Bitcoin THEFT to hit $1.5 BILLION in 2018 ‘huge risks’ forecast
A new report from US-based cybersecurity firm CipherTrace shows how cryptocurrency exchanges are becoming a soft target for hackers and cyber criminals with the direct theft of coins already soaring to three times the amount in the first half of 2018 compared to the levels recorded for the whole of 2017.
The report, which looks at the global anti-money laundering market, estimates that the losses could rise to £1.12 billion ($1.5 billion) this year.
Dave Jevans, chief executive officer of CipherTrace said: “Stolen cryptocurrencies are three times bigger this year than last year so the trend is obviously not our friend here.”
He added that stolen virtual currencies end up being laundered to help criminals hide their true identities and avoid arrest, which has resulted in a three-fold rise in money laundering of cryptocurrencies.
The most recent theft from a cryptocurrency exchange was the $32 million in digital currencies stolen from South Korean exchange Bithumb.
Following the theft, Mun Chong-hyun, chief analyst at ESTsecurity, said digital coins would continue to be appealing targets for hackers around the world.
He said: “No security measures or regulations can 100 percent guarantee safety of virtual coins.

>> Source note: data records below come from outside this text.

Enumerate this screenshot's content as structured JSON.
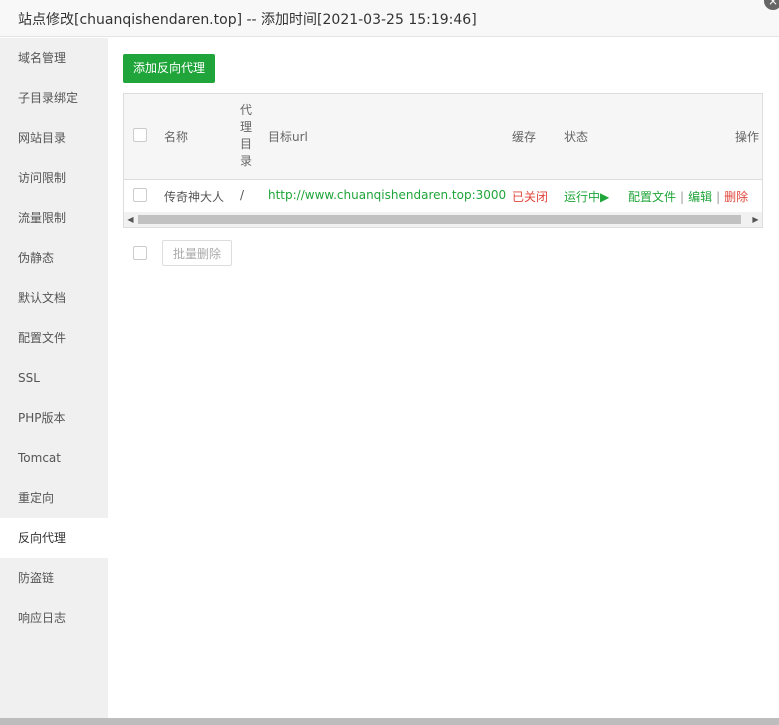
{
  "window": {
    "title": "站点修改[chuanqishendaren.top] -- 添加时间[2021-03-25 15:19:46]",
    "close_icon": "×"
  },
  "sidebar": {
    "items": [
      {
        "label": "域名管理"
      },
      {
        "label": "子目录绑定"
      },
      {
        "label": "网站目录"
      },
      {
        "label": "访问限制"
      },
      {
        "label": "流量限制"
      },
      {
        "label": "伪静态"
      },
      {
        "label": "默认文档"
      },
      {
        "label": "配置文件"
      },
      {
        "label": "SSL"
      },
      {
        "label": "PHP版本"
      },
      {
        "label": "Tomcat"
      },
      {
        "label": "重定向"
      },
      {
        "label": "反向代理",
        "active": true
      },
      {
        "label": "防盗链"
      },
      {
        "label": "响应日志"
      }
    ]
  },
  "main": {
    "add_button": "添加反向代理",
    "table": {
      "headers": {
        "name": "名称",
        "proxy_dir_lines": [
          "代",
          "理",
          "目",
          "录"
        ],
        "target_url": "目标url",
        "cache": "缓存",
        "status": "状态",
        "actions": "操作"
      },
      "rows": [
        {
          "name": "传奇神大人",
          "proxy_dir": "/",
          "target_url": "http://www.chuanqishendaren.top:3000",
          "cache": "已关闭",
          "status": "运行中▶",
          "action_config": "配置文件",
          "action_edit": "编辑",
          "action_delete": "删除",
          "separator": "|"
        }
      ]
    },
    "batch_delete": "批量删除"
  },
  "colors": {
    "accent_green": "#20a53a",
    "status_red": "#e0463b",
    "sidebar_bg": "#f0f0f0"
  }
}
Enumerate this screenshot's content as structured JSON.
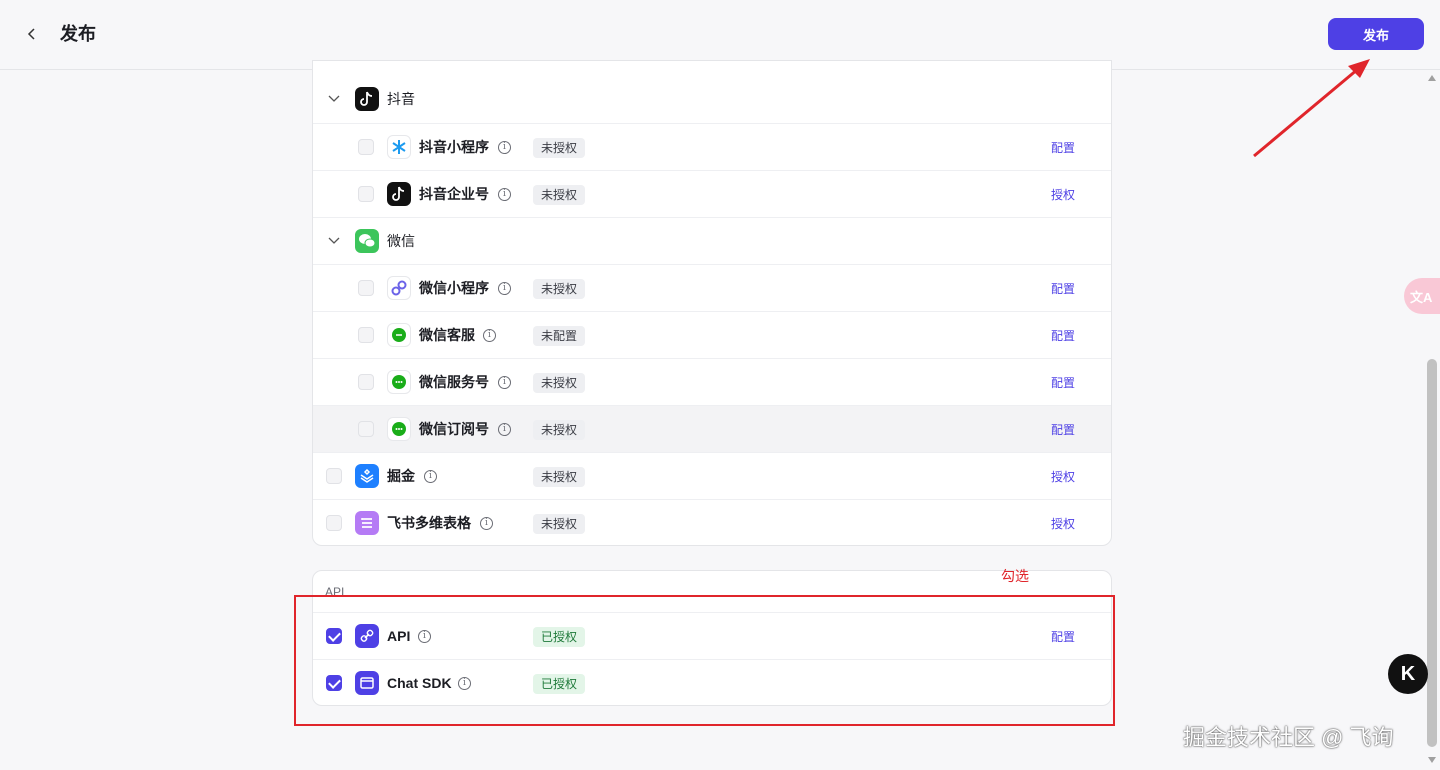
{
  "header": {
    "title": "发布",
    "publish_label": "发布"
  },
  "groups": {
    "douyin": {
      "label": "抖音",
      "items": [
        {
          "label": "抖音小程序",
          "status": "未授权",
          "action": "配置"
        },
        {
          "label": "抖音企业号",
          "status": "未授权",
          "action": "授权"
        }
      ]
    },
    "wechat": {
      "label": "微信",
      "items": [
        {
          "label": "微信小程序",
          "status": "未授权",
          "action": "配置"
        },
        {
          "label": "微信客服",
          "status": "未配置",
          "action": "配置"
        },
        {
          "label": "微信服务号",
          "status": "未授权",
          "action": "配置"
        },
        {
          "label": "微信订阅号",
          "status": "未授权",
          "action": "配置"
        }
      ]
    }
  },
  "standalone": [
    {
      "label": "掘金",
      "status": "未授权",
      "action": "授权"
    },
    {
      "label": "飞书多维表格",
      "status": "未授权",
      "action": "授权"
    }
  ],
  "api_section": {
    "title": "API",
    "items": [
      {
        "label": "API",
        "status": "已授权",
        "action": "配置",
        "checked": true
      },
      {
        "label": "Chat SDK",
        "status": "已授权",
        "action": "",
        "checked": true
      }
    ]
  },
  "annotation": {
    "text": "勾选"
  },
  "floating": {
    "translate_label": "文A",
    "k_label": "K"
  },
  "watermark": "掘金技术社区 @ 飞询",
  "colors": {
    "primary": "#4e40e5",
    "annotation_red": "#e0252b",
    "authorized_bg": "#e3f5e8",
    "tag_bg": "#eeeff2"
  }
}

“It is held anonymously and in lightly-secured systems, which makes them an irresistible target.”
However the surge in cryptocurrency crime has attracted the attention of global regulators and law enforcement.
Joseph Carson, Chief Security Scientist at Thycotic told Express.co.uk that digital currency crime affects how central banks, governments and institutional investors view bitcoin and cryptocurrency technology.
He said: “The risks from digital currencies are huge.
“The main types of crime using digital currencies today is mostly with tax avoidance, illegal drugs, cracked software or counterfeit goods, while you can purchase legal goods like pay for hotels, music or even buy a house but the majority of digital currencies are used for illegal purposes.
“Unfortunately, the hype led to many investors seeing it as a quick win though that bubble will likely come to reality in the near future. Digital currencies are absolutely a good thing but before people start paying for daily goods a clear stable and scalable digital currency will have to be decided.”
Mr Carson said cryptocurrencies need to be stable, accepted and regulated to ensure that everyone can use them successfully. He said: “The main reason why crime has excelled is because the currency is decentralised and money can be moved across borders without the government knowing.”
In January this year Coincheck, one of Japan’s largest digital currency exchanges announced that it had lost £380 million ($534million) worth of virtual assets in a hacking attack on its network.
The theft is the largest involving digital currency but the attack knocked NEM, the 10th-largest crypto-currency by market value, by 11 percent over a 24-hour period to 87 cents, bitcoin dropped 3.4 percent and ripple shed 9.9 percent after the hack.